2) Welke maatregelen heeft de minister reeds genomen om deze interne problemen op te lossen? Vanaf welke datum zullen die maatregelen tastbare resultaten kunnen opleveren?

Antwoord ontvangen op 4 april 2012 :

1. De Algemene Administratie van de Patrimoniumdocumentatie is op de hoogte van de onroerende goederen gelegen in België, die toebehoren aan buitenlanders.

Zij is in staat om voor deze onroerende goederen de volgende informatie mee te delen:

- identiteit en adres van de buitenlandse eigenaars;

- aard en aandeel van de zakelijke rechten waarvan deze buitenlanders titularis zijn;

- ligging, aard, oppervlakte en perceelnummer van de onroerende goederen en

- bepaalde parameters met betrekking tot gebouwen, zoals het bouwjaar, het aantal verdiepingen, de bebouwde oppervlakte, het aantal woongelegenheden en andere.
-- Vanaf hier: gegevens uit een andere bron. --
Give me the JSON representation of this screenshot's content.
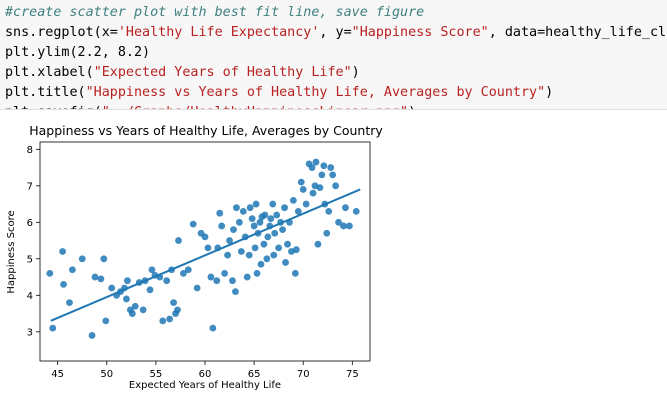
{
  "code_cell": {
    "lines": [
      [
        {
          "t": "#create scatter plot with best fit line, save figure",
          "c": "comment"
        }
      ],
      [
        {
          "t": "sns.regplot(x=",
          "c": ""
        },
        {
          "t": "'Healthy Life Expectancy'",
          "c": "str"
        },
        {
          "t": ", y=",
          "c": ""
        },
        {
          "t": "\"Happiness Score\"",
          "c": "str"
        },
        {
          "t": ", data=healthy_life_clean,",
          "c": ""
        }
      ],
      [
        {
          "t": "plt.ylim(2.2, 8.2)",
          "c": ""
        }
      ],
      [
        {
          "t": "plt.xlabel(",
          "c": ""
        },
        {
          "t": "\"Expected Years of Healthy Life\"",
          "c": "str"
        },
        {
          "t": ")",
          "c": ""
        }
      ],
      [
        {
          "t": "plt.title(",
          "c": ""
        },
        {
          "t": "\"Happiness vs Years of Healthy Life, Averages by Country\"",
          "c": "str"
        },
        {
          "t": ")",
          "c": ""
        }
      ],
      [
        {
          "t": "plt.savefig(",
          "c": ""
        },
        {
          "t": "\"../Graphs/HealthyHappinessLinear.png\"",
          "c": "str"
        },
        {
          "t": ")",
          "c": ""
        }
      ]
    ]
  },
  "chart_data": {
    "type": "scatter",
    "title": "Happiness vs Years of Healthy Life, Averages by Country",
    "xlabel": "Expected Years of Healthy Life",
    "ylabel": "Happiness Score",
    "xlim": [
      43.2,
      76.8
    ],
    "ylim": [
      2.2,
      8.2
    ],
    "xticks": [
      45,
      50,
      55,
      60,
      65,
      70,
      75
    ],
    "yticks": [
      3,
      4,
      5,
      6,
      7,
      8
    ],
    "point_color": "#1f77b4",
    "grid": false,
    "fit_line": {
      "x": [
        44.3,
        75.8
      ],
      "y": [
        3.3,
        6.9
      ]
    },
    "points": [
      [
        44.2,
        4.6
      ],
      [
        44.5,
        3.1
      ],
      [
        45.5,
        5.2
      ],
      [
        45.6,
        4.3
      ],
      [
        46.2,
        3.8
      ],
      [
        46.5,
        4.7
      ],
      [
        47.5,
        5.0
      ],
      [
        48.5,
        2.9
      ],
      [
        48.8,
        4.5
      ],
      [
        49.4,
        4.45
      ],
      [
        49.7,
        5.0
      ],
      [
        49.9,
        3.3
      ],
      [
        50.5,
        4.2
      ],
      [
        51.0,
        4.0
      ],
      [
        51.4,
        4.1
      ],
      [
        51.8,
        4.2
      ],
      [
        52.0,
        3.9
      ],
      [
        52.1,
        4.4
      ],
      [
        52.4,
        3.6
      ],
      [
        52.6,
        3.5
      ],
      [
        52.9,
        3.7
      ],
      [
        53.3,
        4.35
      ],
      [
        53.7,
        3.6
      ],
      [
        53.9,
        4.4
      ],
      [
        54.4,
        4.15
      ],
      [
        54.6,
        4.7
      ],
      [
        54.9,
        4.55
      ],
      [
        55.4,
        4.5
      ],
      [
        55.7,
        3.3
      ],
      [
        56.1,
        4.4
      ],
      [
        56.4,
        3.35
      ],
      [
        56.6,
        4.7
      ],
      [
        56.8,
        3.8
      ],
      [
        57.0,
        3.5
      ],
      [
        57.2,
        3.6
      ],
      [
        57.3,
        5.5
      ],
      [
        57.8,
        4.6
      ],
      [
        58.3,
        4.7
      ],
      [
        58.8,
        5.95
      ],
      [
        59.2,
        4.2
      ],
      [
        59.6,
        5.7
      ],
      [
        60.0,
        5.6
      ],
      [
        60.3,
        5.3
      ],
      [
        60.6,
        4.5
      ],
      [
        60.8,
        3.1
      ],
      [
        61.2,
        4.4
      ],
      [
        61.3,
        5.3
      ],
      [
        61.5,
        6.25
      ],
      [
        61.7,
        5.9
      ],
      [
        62.0,
        4.6
      ],
      [
        62.3,
        5.1
      ],
      [
        62.5,
        5.5
      ],
      [
        62.8,
        4.4
      ],
      [
        62.9,
        5.8
      ],
      [
        63.1,
        4.1
      ],
      [
        63.2,
        6.4
      ],
      [
        63.5,
        6.0
      ],
      [
        63.7,
        5.2
      ],
      [
        63.9,
        6.3
      ],
      [
        64.1,
        5.6
      ],
      [
        64.3,
        4.5
      ],
      [
        64.5,
        5.1
      ],
      [
        64.6,
        6.4
      ],
      [
        64.8,
        6.1
      ],
      [
        65.0,
        5.9
      ],
      [
        65.1,
        5.3
      ],
      [
        65.2,
        6.5
      ],
      [
        65.3,
        4.6
      ],
      [
        65.4,
        5.7
      ],
      [
        65.6,
        6.0
      ],
      [
        65.7,
        4.85
      ],
      [
        65.8,
        6.15
      ],
      [
        66.0,
        5.4
      ],
      [
        66.1,
        6.2
      ],
      [
        66.3,
        5.0
      ],
      [
        66.4,
        5.6
      ],
      [
        66.6,
        5.9
      ],
      [
        66.7,
        6.1
      ],
      [
        66.9,
        6.5
      ],
      [
        67.0,
        5.1
      ],
      [
        67.1,
        5.7
      ],
      [
        67.3,
        6.2
      ],
      [
        67.5,
        5.3
      ],
      [
        67.7,
        6.0
      ],
      [
        67.9,
        5.8
      ],
      [
        68.1,
        6.4
      ],
      [
        68.2,
        4.9
      ],
      [
        68.4,
        5.4
      ],
      [
        68.6,
        6.0
      ],
      [
        68.8,
        5.2
      ],
      [
        69.0,
        6.6
      ],
      [
        69.2,
        4.6
      ],
      [
        69.3,
        5.25
      ],
      [
        69.5,
        6.3
      ],
      [
        69.8,
        7.1
      ],
      [
        70.0,
        6.9
      ],
      [
        70.3,
        6.5
      ],
      [
        70.6,
        7.6
      ],
      [
        70.9,
        7.5
      ],
      [
        71.0,
        6.8
      ],
      [
        71.2,
        7.0
      ],
      [
        71.3,
        7.65
      ],
      [
        71.5,
        5.4
      ],
      [
        71.7,
        6.95
      ],
      [
        71.9,
        7.3
      ],
      [
        72.1,
        7.55
      ],
      [
        72.2,
        6.5
      ],
      [
        72.4,
        5.7
      ],
      [
        72.6,
        6.3
      ],
      [
        72.8,
        7.5
      ],
      [
        73.0,
        7.3
      ],
      [
        73.3,
        7.0
      ],
      [
        73.6,
        6.0
      ],
      [
        74.1,
        5.9
      ],
      [
        74.3,
        6.4
      ],
      [
        74.7,
        5.9
      ],
      [
        75.4,
        6.3
      ]
    ]
  }
}
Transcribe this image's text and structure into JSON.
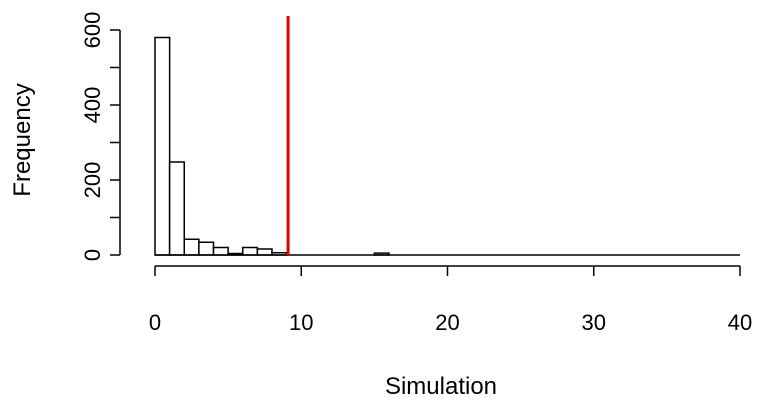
{
  "chart_data": {
    "type": "bar",
    "title": "",
    "xlabel": "Simulation",
    "ylabel": "Frequency",
    "xlim": [
      0,
      40
    ],
    "ylim": [
      0,
      620
    ],
    "bin_width": 1,
    "bins": [
      {
        "x0": 0,
        "x1": 1,
        "count": 580
      },
      {
        "x0": 1,
        "x1": 2,
        "count": 248
      },
      {
        "x0": 2,
        "x1": 3,
        "count": 42
      },
      {
        "x0": 3,
        "x1": 4,
        "count": 34
      },
      {
        "x0": 4,
        "x1": 5,
        "count": 20
      },
      {
        "x0": 5,
        "x1": 6,
        "count": 4
      },
      {
        "x0": 6,
        "x1": 7,
        "count": 20
      },
      {
        "x0": 7,
        "x1": 8,
        "count": 16
      },
      {
        "x0": 8,
        "x1": 9,
        "count": 6
      },
      {
        "x0": 15,
        "x1": 16,
        "count": 5
      }
    ],
    "x_ticks": [
      0,
      10,
      20,
      30,
      40
    ],
    "y_ticks": [
      0,
      200,
      400,
      600
    ],
    "reference_line": {
      "x": 9.1,
      "color": "#dd0000"
    },
    "bar_fill": "#ffffff",
    "bar_stroke": "#000000",
    "grid": false,
    "legend": "none"
  }
}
In de praktijk werden deze gegevens tot op heden nog niet verstrekt aan andere staten. Er bestaan namelijk nog geen internationale standaardformaten om op efficiënte en massale manier inlichtingen over onroerende goederen uit te wisselen. Een bijkomende moeilijkheid is dat de onroerende voorheffing, die ook zou moeten worden meegedeeld, tot de bevoegdheid van de regio’s behoort. Omtrent de uitwisseling van deze gegevens is momenteel een overleg met hen lopende.

2. Artikel 8 van de Europese Richtlijn 2011/16/EU van 15 februari 2011 voorziet dat de lidstaten vanaf 1 januari 2015 op een geautomatiseerde wijze informatie uitwisselen over de eigendom en de inkomsten van onroerende goederen.

Momenteel wordt de implementatie van deze richtlijn opgevolgd door het CACT van de Europese Commissie (Committee for Administrative Cooperation on Taxation).

België heeft in de schoot van dit Comité een pioniersrol op zich genomen door enerzijds de structuur aan te reiken voor het standaard datamodel dat zal dienen voor de uitwisseling van deze informatie en anderzijds door een vertegenwoordiger af te vaardigen naar de werkgroep waar de behoeften aan informatie worden geïdentificeerd en beschreven.

Ter voorbereiding van de implementatie van deze richtlijn werd door mijn administratie de ontwikkeling van het uitwisselingsplatform STIRINT opgestart zodat de uitwisseling kan gerealiseerd worden volgens de voorziene planning.